Some protesters called for “criminal penalties” against companies that use hydraulic fracturing (or “fracking”) to harvest natural gas from shale formations. Fracking is what is making it possible for America to transition away from carbon-heavy coal-powered electricity, which is something environmentalists also demand. But promoting self-defeating policies comes naturally to many of them.
In short, they demand a world that doesn’t work — one in which jobs are artificially scarce, the poor go hungry, and the developing world stops developing.


Holder resigns
The Los Angeles Times

With Atty. Gen. Eric H. Holder Jr.’s resignation, President Obama faces the loss of someone who is not just a legal advisor and Cabinet member.
Holder is the first African American ever to serve as attorney general, and he got the job, of course, from the first African American president. Almost from the first moments of the administration, however, the president has skittered around fractious conversations of race while Holder has engaged them squarely, if not always skillfully.
Among other things, he has defended embattled voting rights, pressed hard for marriage equality and initiated an important overhaul of federal drug sentencing laws.

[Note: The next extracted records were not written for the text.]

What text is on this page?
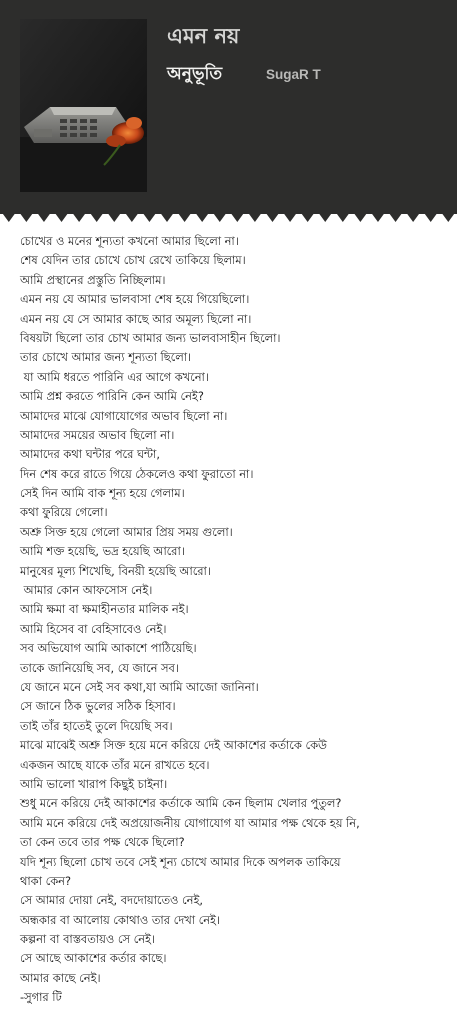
এমন নয়
অনুভূতি	SugaR T
চোখের ও মনের শূন্যতা কখনো আমার ছিলো না।
শেষ যেদিন তার চোখে চোখ রেখে তাকিয়ে ছিলাম।
আমি প্রস্থানের প্রস্তুতি নিচ্ছিলাম।
এমন নয় যে আমার ভালবাসা শেষ হয়ে গিয়েছিলো।
এমন নয় যে সে আমার কাছে আর অমূল্য ছিলো না।
বিষয়টা ছিলো তার চোখ আমার জন্য ভালবাসাহীন ছিলো।
তার চোখে আমার জন্য শূন্যতা ছিলো।
যা আমি ধরতে পারিনি এর আগে কখনো।
আমি প্রশ্ন করতে পারিনি কেন আমি নেই?
আমাদের মাঝে যোগাযোগের অভাব ছিলো না।
আমাদের সময়ের অভাব ছিলো না।
আমাদের কথা ঘন্টার পরে ঘন্টা,
দিন শেষ করে রাতে গিয়ে ঠেকলেও কথা ফুরাতো না।
সেই দিন আমি বাক শূন্য হয়ে গেলাম।
কথা ফুরিয়ে গেলো।
অশ্রু সিক্ত হয়ে গেলো আমার প্রিয় সময় গুলো।
আমি শক্ত হয়েছি, ভদ্র হয়েছি আরো।
মানুষের মূল্য শিখেছি, বিনয়ী হয়েছি আরো।
আমার কোন আফসোস নেই।
আমি ক্ষমা বা ক্ষমাহীনতার মালিক নই।
আমি হিসেব বা বেহিসাবেও নেই।
সব অভিযোগ আমি আকাশে পাঠিয়েছি।
তাকে জানিয়েছি সব, যে জানে সব।
যে জানে মনে সেই সব কথা,যা আমি আজো জানিনা।
সে জানে ঠিক ভুলের সঠিক হিসাব।
তাই তাঁর হাতেই তুলে দিয়েছি সব।
মাঝে মাঝেই অশ্রু সিক্ত হয়ে মনে করিয়ে দেই আকাশের কর্তাকে কেউ
একজন আছে যাকে তাঁর মনে রাখতে হবে।
আমি ভালো খারাপ কিছুই চাইনা।
শুধু মনে করিয়ে দেই আকাশের কর্তাকে আমি কেন ছিলাম খেলার পুতুল?
আমি মনে করিয়ে দেই অপ্রয়োজনীয় যোগাযোগ যা আমার পক্ষ থেকে হয় নি,
তা কেন তবে তার পক্ষ থেকে ছিলো?
যদি শূন্য ছিলো চোখ তবে সেই শূন্য চোখে আমার দিকে অপলক তাকিয়ে
থাকা কেন?
সে আমার দোয়া নেই, বদদোয়াতেও নেই,
অন্ধকার বা আলোয় কোথাও তার দেখা নেই।
কল্পনা বা বাস্তবতায়ও সে নেই।
সে আছে আকাশের কর্তার কাছে।
আমার কাছে নেই।
-সুগার টি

There were plenty of disappointments during the Holder years. He tried to put Khalid Shaikh Mohammed on trial in New York, then pulled back in the face of congressional opposition. He tiptoed around the financial crisis, led overzealous attempts to punish officials who leaked to journalists and was held in contempt of Congress for refusing to cooperate with an investigation of gun trafficking at the border. Holder’s close relationship with Obama — they often vacation together — fueled suspicion among their critics that the attorney general has failed to vigorously pursue allegations of governmental wrongdoing, from the gun trafficking case to the claim that the IRS targeted conservative groups.